The Standing Working Group (SWG) 08 aims to provide a platform for advancing the growing interest in expertise within organization studies. It highlights the increasing significance of expertise for theory, policy, and practice across this field and its neighboring ones. Expertise lies at the intersection of multiple research communities in organization studies and beyond, representing an evolution of earlier discussions on topics such as knowledge and organizations. Aligned with EGOS’ commitment to intellectual plurality and social inclusion, the SWG is guided by an ethos that values scholarly discovery as a collective endeavor. Its goal is not to promote any specific theoretical approach or conceptual framework but to foster the development of research on expertise and its intersections with areas such as work, technology, occupations, organizational structure and design, inequality, and prosocial issues.

While the subject of expertise has been implicitly present across the social sciences for almost a century, it has emerged as a distinctive topic of study in recent decades. Adjacent fields and disciplines have explored the nature and consequences of expertise for democracy, security, and social trust. In organization scholarship, a focus on expertise is already visible in discussions of specialization and division of labor, and the idea advanced by scientific management that forms of technical expertise could be an organizing principle for industry. As organization studies evolved, expertise has been associated with a range of processes such as organizational learning, knowledge sharing and management, coordination, innovation, control, technology development, technology implementation, and technology use.

Many factors, such as artificial intelligence, climate change, populism, inequality, or hyper-specialization of work, have recently converged to launch expertise as a topic of study with great explanatory potential. Nevertheless, this explosion of interest in expertise has not been accompanied by any apparent sustained effort to coordinate knowledge production on this topic. Perhaps because it touches on various conversations and intersects with various sub-fields, the exact questions for scholars in organization studies and their role in this broader debate have not been worked out. As a result, how scholarly insights on expertise overlap, complement, or even challenge each other is unclear. Therefore, much could be gained from more coordination in the emerging collective discussion on the multiple facets of expertise in and around organizations. This is the purpose of such a SWG.
 

More specifically, this SWG pursues the following objectives:

  • Establish a platform for scholars to meet and share expertise-related research.

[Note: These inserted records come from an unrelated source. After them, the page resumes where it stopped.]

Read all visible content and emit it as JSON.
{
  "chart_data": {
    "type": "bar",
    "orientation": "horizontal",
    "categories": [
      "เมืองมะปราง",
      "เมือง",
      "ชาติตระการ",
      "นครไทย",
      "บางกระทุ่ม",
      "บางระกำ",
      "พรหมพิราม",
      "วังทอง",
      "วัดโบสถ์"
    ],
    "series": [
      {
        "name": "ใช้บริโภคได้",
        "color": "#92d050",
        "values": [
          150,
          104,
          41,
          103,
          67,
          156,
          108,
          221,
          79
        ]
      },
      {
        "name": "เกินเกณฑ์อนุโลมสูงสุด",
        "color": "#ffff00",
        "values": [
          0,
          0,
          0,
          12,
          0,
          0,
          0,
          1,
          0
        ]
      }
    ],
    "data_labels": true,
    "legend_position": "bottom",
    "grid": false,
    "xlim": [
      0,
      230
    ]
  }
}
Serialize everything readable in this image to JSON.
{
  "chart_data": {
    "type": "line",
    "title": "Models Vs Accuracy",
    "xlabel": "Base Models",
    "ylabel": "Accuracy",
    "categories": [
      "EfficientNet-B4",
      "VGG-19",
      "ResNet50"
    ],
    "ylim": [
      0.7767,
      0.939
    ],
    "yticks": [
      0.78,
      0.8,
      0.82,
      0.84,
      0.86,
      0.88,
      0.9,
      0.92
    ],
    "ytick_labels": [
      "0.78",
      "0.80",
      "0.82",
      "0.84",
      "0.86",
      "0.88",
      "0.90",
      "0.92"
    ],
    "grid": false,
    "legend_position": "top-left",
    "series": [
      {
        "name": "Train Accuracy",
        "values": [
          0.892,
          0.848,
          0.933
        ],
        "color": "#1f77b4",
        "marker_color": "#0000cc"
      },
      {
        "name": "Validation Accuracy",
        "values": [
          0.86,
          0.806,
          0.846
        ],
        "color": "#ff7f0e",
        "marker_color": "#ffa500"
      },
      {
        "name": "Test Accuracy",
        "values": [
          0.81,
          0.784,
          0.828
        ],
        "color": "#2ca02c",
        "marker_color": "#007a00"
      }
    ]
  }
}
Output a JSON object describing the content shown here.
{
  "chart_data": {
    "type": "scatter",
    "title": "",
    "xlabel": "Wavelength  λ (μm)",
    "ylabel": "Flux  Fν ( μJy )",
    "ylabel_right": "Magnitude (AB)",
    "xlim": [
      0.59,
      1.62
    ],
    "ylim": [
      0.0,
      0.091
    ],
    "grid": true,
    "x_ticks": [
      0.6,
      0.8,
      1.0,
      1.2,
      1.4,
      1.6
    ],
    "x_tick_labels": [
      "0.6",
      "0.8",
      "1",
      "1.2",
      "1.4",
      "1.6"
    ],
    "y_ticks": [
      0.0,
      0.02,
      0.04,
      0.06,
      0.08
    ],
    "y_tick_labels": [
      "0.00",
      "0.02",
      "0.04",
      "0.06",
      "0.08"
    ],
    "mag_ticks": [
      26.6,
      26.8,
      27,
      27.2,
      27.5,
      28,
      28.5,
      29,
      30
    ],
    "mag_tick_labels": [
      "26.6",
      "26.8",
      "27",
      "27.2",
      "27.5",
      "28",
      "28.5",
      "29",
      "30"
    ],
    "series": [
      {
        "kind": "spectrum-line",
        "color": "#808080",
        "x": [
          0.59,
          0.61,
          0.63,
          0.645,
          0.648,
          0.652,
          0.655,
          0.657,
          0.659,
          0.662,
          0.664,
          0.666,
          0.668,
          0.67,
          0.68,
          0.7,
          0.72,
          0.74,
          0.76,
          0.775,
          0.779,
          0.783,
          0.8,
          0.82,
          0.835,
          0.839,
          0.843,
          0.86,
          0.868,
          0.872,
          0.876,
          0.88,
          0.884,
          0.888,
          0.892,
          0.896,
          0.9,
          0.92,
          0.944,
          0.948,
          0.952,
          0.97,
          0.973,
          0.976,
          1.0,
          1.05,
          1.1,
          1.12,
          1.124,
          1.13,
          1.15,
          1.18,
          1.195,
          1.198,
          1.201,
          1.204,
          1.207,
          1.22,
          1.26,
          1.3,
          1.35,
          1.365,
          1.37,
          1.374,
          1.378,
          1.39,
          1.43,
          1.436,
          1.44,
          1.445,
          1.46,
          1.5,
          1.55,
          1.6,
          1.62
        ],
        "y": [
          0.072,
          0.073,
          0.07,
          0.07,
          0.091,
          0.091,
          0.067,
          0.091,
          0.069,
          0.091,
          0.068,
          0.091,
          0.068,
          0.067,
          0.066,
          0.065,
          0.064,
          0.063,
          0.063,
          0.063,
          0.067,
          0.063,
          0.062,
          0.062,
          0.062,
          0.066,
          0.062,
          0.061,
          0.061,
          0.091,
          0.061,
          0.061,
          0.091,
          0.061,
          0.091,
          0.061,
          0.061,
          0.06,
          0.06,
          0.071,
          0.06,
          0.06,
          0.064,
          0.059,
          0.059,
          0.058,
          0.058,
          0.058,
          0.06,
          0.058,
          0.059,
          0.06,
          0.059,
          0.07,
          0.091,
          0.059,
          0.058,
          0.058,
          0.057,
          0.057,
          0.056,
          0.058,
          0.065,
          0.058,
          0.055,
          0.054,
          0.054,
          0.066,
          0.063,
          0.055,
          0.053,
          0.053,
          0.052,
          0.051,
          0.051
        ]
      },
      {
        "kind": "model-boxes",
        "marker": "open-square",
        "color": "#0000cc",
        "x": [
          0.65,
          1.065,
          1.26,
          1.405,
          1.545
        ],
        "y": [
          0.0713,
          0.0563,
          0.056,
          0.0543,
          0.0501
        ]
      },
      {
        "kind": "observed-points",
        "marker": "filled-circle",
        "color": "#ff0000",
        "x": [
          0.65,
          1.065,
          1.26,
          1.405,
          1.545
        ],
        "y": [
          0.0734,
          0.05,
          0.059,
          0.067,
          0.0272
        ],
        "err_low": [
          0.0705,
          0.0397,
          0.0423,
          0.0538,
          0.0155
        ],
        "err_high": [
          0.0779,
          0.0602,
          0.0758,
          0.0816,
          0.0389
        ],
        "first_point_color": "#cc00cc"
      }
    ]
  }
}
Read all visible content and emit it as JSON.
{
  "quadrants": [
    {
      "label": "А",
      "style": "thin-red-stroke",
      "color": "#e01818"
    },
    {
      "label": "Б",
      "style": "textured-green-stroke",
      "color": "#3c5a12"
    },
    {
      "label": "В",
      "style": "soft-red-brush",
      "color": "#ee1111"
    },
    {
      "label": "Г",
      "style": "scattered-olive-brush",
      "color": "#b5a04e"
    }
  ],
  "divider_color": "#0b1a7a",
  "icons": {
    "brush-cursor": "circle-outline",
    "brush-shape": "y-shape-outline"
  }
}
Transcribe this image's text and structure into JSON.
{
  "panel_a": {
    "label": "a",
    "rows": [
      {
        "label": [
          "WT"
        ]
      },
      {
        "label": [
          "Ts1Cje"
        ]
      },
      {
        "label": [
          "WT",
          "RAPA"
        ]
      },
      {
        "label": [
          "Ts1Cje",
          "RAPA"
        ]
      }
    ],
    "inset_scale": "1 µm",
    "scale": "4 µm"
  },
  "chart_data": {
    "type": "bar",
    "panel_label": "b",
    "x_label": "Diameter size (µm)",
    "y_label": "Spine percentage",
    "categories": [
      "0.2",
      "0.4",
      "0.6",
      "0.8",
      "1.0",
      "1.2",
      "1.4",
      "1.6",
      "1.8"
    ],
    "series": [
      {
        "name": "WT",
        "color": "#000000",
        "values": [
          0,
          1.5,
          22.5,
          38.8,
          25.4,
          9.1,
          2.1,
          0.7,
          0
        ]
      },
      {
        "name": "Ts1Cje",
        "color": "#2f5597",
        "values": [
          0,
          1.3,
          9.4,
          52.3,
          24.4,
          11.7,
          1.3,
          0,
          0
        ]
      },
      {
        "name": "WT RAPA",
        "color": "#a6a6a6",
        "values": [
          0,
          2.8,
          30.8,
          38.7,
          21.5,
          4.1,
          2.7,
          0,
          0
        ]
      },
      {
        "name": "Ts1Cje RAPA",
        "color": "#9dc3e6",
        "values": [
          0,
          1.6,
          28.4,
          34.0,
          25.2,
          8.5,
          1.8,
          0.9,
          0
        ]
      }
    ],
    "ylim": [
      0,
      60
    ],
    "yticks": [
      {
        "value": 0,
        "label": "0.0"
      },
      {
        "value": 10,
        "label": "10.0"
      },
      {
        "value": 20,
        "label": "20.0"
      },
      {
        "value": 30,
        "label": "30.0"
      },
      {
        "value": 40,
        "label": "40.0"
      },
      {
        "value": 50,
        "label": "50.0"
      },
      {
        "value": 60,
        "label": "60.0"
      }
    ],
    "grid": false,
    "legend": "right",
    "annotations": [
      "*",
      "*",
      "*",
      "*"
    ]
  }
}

  • Enhance understanding of how expertise shapes and is shaped by organizational dynamics.

  • Promote cross-pollinating discussions across (sub)-fields and help coordinate discovery.

  • Foster a diverse and inclusive scholarly community interested in expertise.

  • Disseminate research through events and publications.


The scope of the various sub-themes has been selected to enable the exploration of some of the critical facets of expertise and its organizational constituents. Yet, while the sub-themes at EGOS Colloquia are organized to enable discussions on the potential distinctions or complementarities with nearby areas of studies, the main aim is to advance research on expertise in the traditions of organization studies.

Specifically, the topics of SWG’s 08 sub-themes at the next four EGOS Colloquia are the following:

  • Expertise and Technology in Flux: Empirical Studies (2025)

  • Expertise: Professions and Beyond (2026)

  • Expertise and Organizational Structure (2027)

  • Expertise and Social Challenges (2028)

About the Coordinators

Pedro Monteiro is an Assistant Professor at Copenhagen Business School, Denmark. His academic work explores how organizations develop, recognize, and integrate expertise as well as the functioning and dilemmas of bureaucratic organization. Pedro has co-convened an EGOS sub-theme in 2019 and sub-plenaries in 2024.
 
Kasper Trolle Elmholdt is an Associate Professor of Organization Studies at Aalborg University, Denmark. His research focuses on the intersections of expertise, technology, work, and organization. Kasper attended EGOS Colloquia since 2014 and has co-convened a sub-theme in 2023.
 
Samantha Ortiz Casillas is an Assistant Professor at Nova School of Business and Economics, Portugal. She studies work, expertise, and organization in the contexts of public administration, public policy, and political collective action. Samantha has co-organized a sub-plenary at EGOS Colloquia 2022 and 2024.
 
Anastasia Sergeeva is an Associate Professor at the KIN Center for Digital Innovation, School of Business and Economics, Vrije Universiteit Amsterdam, The Netherlands. Her research interests include technology-mediated organizational change, the transformation of expert work, and the emergence of new forms of organizing due to digital technologies.
 
Ruthanne Huising is a Professor of Management and Organizations at ESSEC Business School, France. As an ethnographer of work and organizations, she studies how organizations negotiate external pressures – most often regulatory change – and the implications of these changes for professional control and expertise. Ruthanne has co-convened a sub-theme at EGOS Colloquia 2019 and 2020.